Regex to extract 2 lists of connected words

Question

I want to extract 2 lists of words that are connected by the sign =. The regex code works for separate lists but not in combination.

Example string: bla word1="word2" blabla abc="xyz" bla bla

One output shall contain the words directly left of =, i.e. word1, abc and the other output shall contain the words directly right of =, i.e. word2, xyz without quotes.

\w+(?==\"(?:(?!\").)*\") extracts the words left of =, i.e. word1,abc

=\"(?:(?!\").)*\" extracts the words right of = including quotes and =, i.e. ="word2",="xyz"
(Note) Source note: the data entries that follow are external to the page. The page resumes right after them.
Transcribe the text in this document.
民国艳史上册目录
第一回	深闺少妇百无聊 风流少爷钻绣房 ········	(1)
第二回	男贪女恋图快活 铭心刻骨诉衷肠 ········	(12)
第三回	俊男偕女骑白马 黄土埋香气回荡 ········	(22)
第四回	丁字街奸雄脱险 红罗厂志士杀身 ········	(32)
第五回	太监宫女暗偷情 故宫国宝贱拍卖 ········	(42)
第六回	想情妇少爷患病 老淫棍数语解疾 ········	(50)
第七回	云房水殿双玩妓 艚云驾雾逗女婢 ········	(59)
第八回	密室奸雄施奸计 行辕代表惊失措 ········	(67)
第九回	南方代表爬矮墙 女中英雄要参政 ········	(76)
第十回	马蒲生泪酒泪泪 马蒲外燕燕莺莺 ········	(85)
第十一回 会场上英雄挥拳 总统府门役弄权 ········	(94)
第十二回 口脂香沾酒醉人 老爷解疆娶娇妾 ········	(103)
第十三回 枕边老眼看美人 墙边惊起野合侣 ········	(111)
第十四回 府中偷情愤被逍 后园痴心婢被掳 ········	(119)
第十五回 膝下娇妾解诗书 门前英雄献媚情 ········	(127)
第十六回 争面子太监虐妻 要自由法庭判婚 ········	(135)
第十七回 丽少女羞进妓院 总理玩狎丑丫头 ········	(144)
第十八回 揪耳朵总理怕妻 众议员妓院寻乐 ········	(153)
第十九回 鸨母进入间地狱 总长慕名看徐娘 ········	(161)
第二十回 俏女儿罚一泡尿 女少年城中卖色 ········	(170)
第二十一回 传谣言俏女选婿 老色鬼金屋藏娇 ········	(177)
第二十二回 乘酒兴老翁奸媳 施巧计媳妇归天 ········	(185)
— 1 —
How can I combine these 2 queries to a single regex-expression that outputs 2 groups? Quotes and equal signs shall not be outputted.

Answer 1

If you are looking for lhs and rhs from lhs="rhs" this should work (Sorry this what I understood from your question)

import re
test_str='abc="def" ghi'
ans=re.search("(\w+)=\"(\w+)\"",test_str)
print(ans.group(1))
print(ans.group(2))
my_list=list(ans.groups())
print(my_list)

Answer 2

You can use

([^\s=]+)="([^"]*)"

See the regex demo. Details:

• ([^\s=]+) - Group 1: one or more occurrences of a char other than whitespace and = char
• =" - a =" substring
• ([^"]*) - Group 1: zero or more chars other than " char
• " - a " char.

Note: \w+ only matches one or more letters, digits and underscores, and won't match if the keys contain, say, hyphens. (?:(?!\").)* tempered greedy token is not efficient, and does not match line break chars. As the negative lookahead only contains a single char pattern (\.), it is more efficient to write it as a negated character class, [^.]*. It also matches line break chars. If you do not want that behavior, just add the \r\n into the negated character class.

Answer 3

This should do what you want:

(?: (\w*)=)(?:\"(\w*)\")

This is for a python regex.

You can see it working here.